The ability to tie assessment evidence to subsequent instruction involves understanding the trajectory of student learning and having instructional strategies that help learners move along that trajectory (Andrade, 2010). Some evidence suggests that research-based frameworks of how students build mathematical understanding can enhance teacher’s ability to interpret evidence of student learning and respond productively in light of that evidence (Clements, Sarama, Spitler, Lange & Wolfe, 2011; Wilson, 2009).
Building on this research through a decade of their own research and development, the Vermont Mathematics Partnership is an effort to use formative assessment processes informed by the research on students’ mathematical learning. OGAP materials were developed through the distillation of hundreds of studies and articles on mathematics education research on multiplicative reasoning and fractions; more than 50,000 samples of student work; and the study of over 27 teacher-leader projects in which OGAP has trained teachers working in Michigan, Alabama, Nebraska, New Hampshire, and Ohio using the OGAP materials for fractions and multiplicative reasoning.

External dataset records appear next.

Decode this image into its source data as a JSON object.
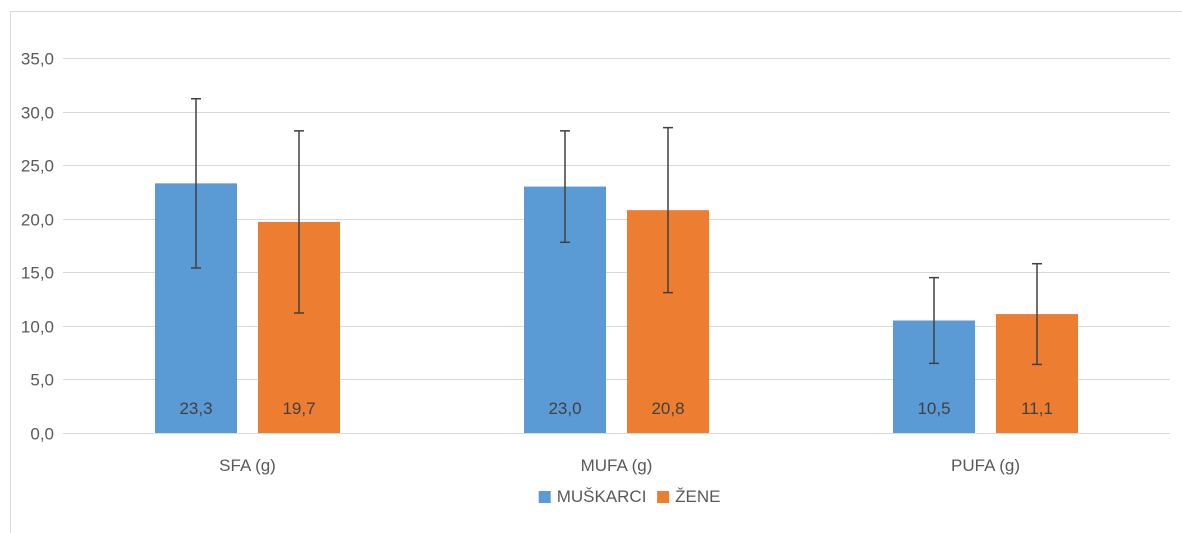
{
  "chart_data": {
    "type": "bar",
    "title": "",
    "xlabel": "",
    "ylabel": "",
    "categories": [
      "SFA (g)",
      "MUFA (g)",
      "PUFA (g)"
    ],
    "series": [
      {
        "name": "MUŠKARCI",
        "color": "#5b9bd5",
        "values": [
          23.3,
          23.0,
          10.5
        ],
        "error": [
          7.9,
          5.2,
          4.0
        ],
        "labels": [
          "23,3",
          "23,0",
          "10,5"
        ]
      },
      {
        "name": "ŽENE",
        "color": "#ed7d31",
        "values": [
          19.7,
          20.8,
          11.1
        ],
        "error": [
          8.5,
          7.7,
          4.7
        ],
        "labels": [
          "19,7",
          "20,8",
          "11,1"
        ]
      }
    ],
    "ylim": [
      0,
      35
    ],
    "yticks": [
      0,
      5,
      10,
      15,
      20,
      25,
      30,
      35
    ],
    "ytick_labels": [
      "0,0",
      "5,0",
      "10,0",
      "15,0",
      "20,0",
      "25,0",
      "30,0",
      "35,0"
    ],
    "grid": true,
    "legend_position": "bottom",
    "gridline_color": "#d9d9d9",
    "error_bar_color": "#404040"
  }
}
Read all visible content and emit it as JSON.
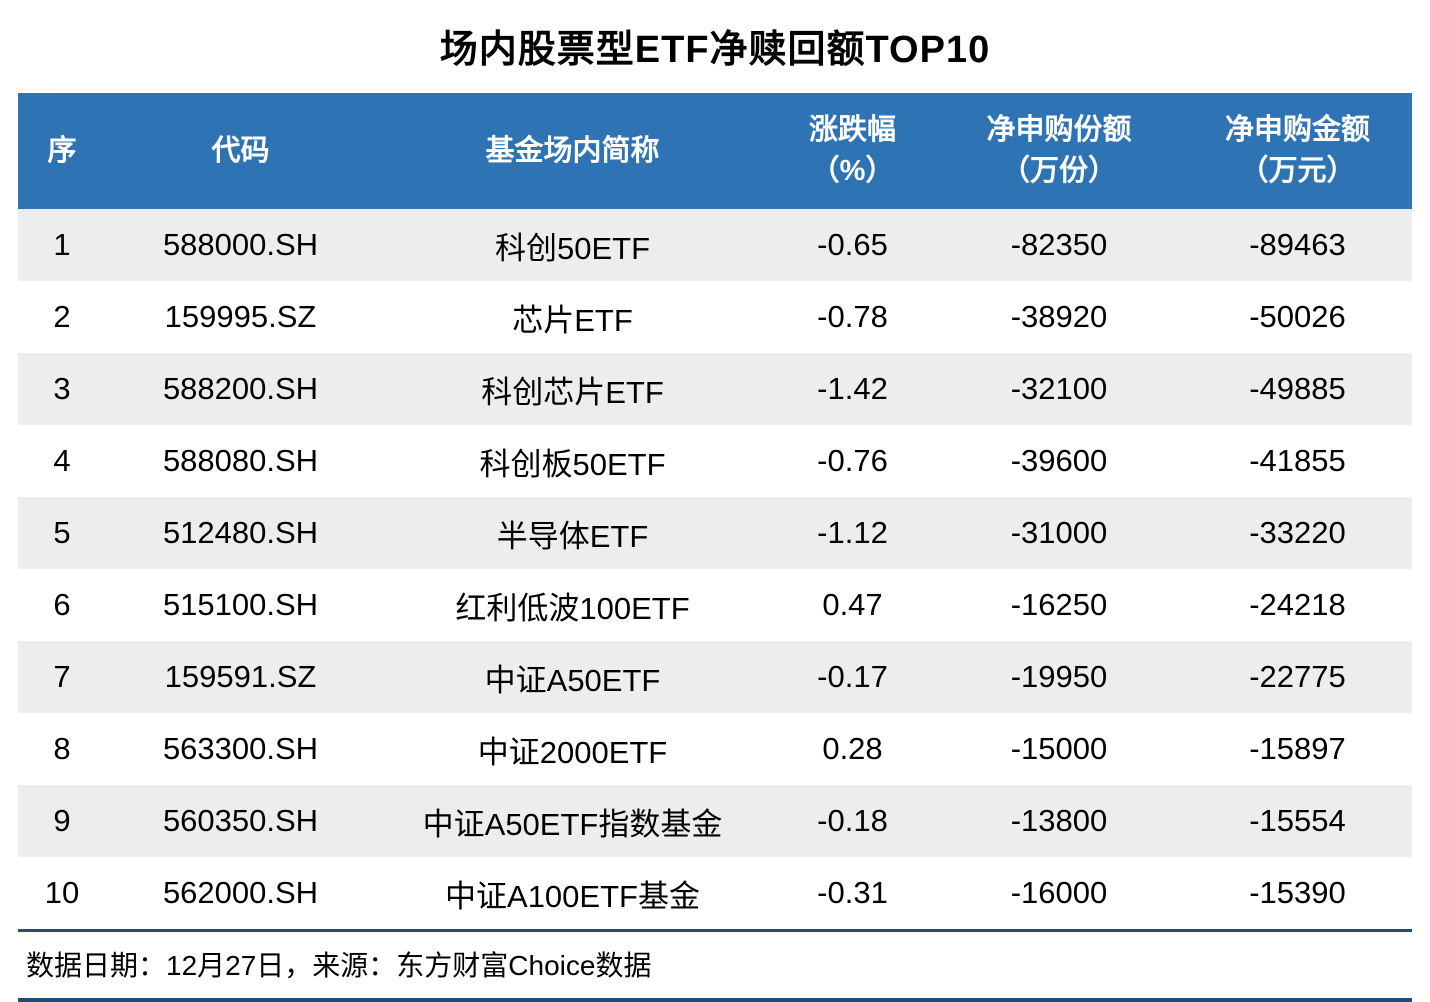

A key aspect of OGAP is that the program translates research into practice for teachers. For example, the OGAP framework for multiplicative reasoning is used by teachers on an ongoing basis to chart students’ progress towards more efficient and generalizable strategies when solving problems. Research has shown that in multiplicative situations, as students interact with new concepts, new and/or more complex problem situations, and new problem structures, they may move back and forth between multiplicative, transitional, additive, and non-multiplicative strategies (e.g., Ambrose et al., 2003; Carpenter et al., 1998; Greer, 1992; Kaput, 1989; Lamon, 1994; Nesher, 1998). This research base is synthesized in the three interrelated elements of OGAP: 1) problem structures (e.g., number of digits, number of factors, properties); 2) problem situations with sample problems (e.g., equal groups, multiplicative change and comparisons, rate); and, 3) the main stages in the learning trajectory for multiplication and division and evidence in student work.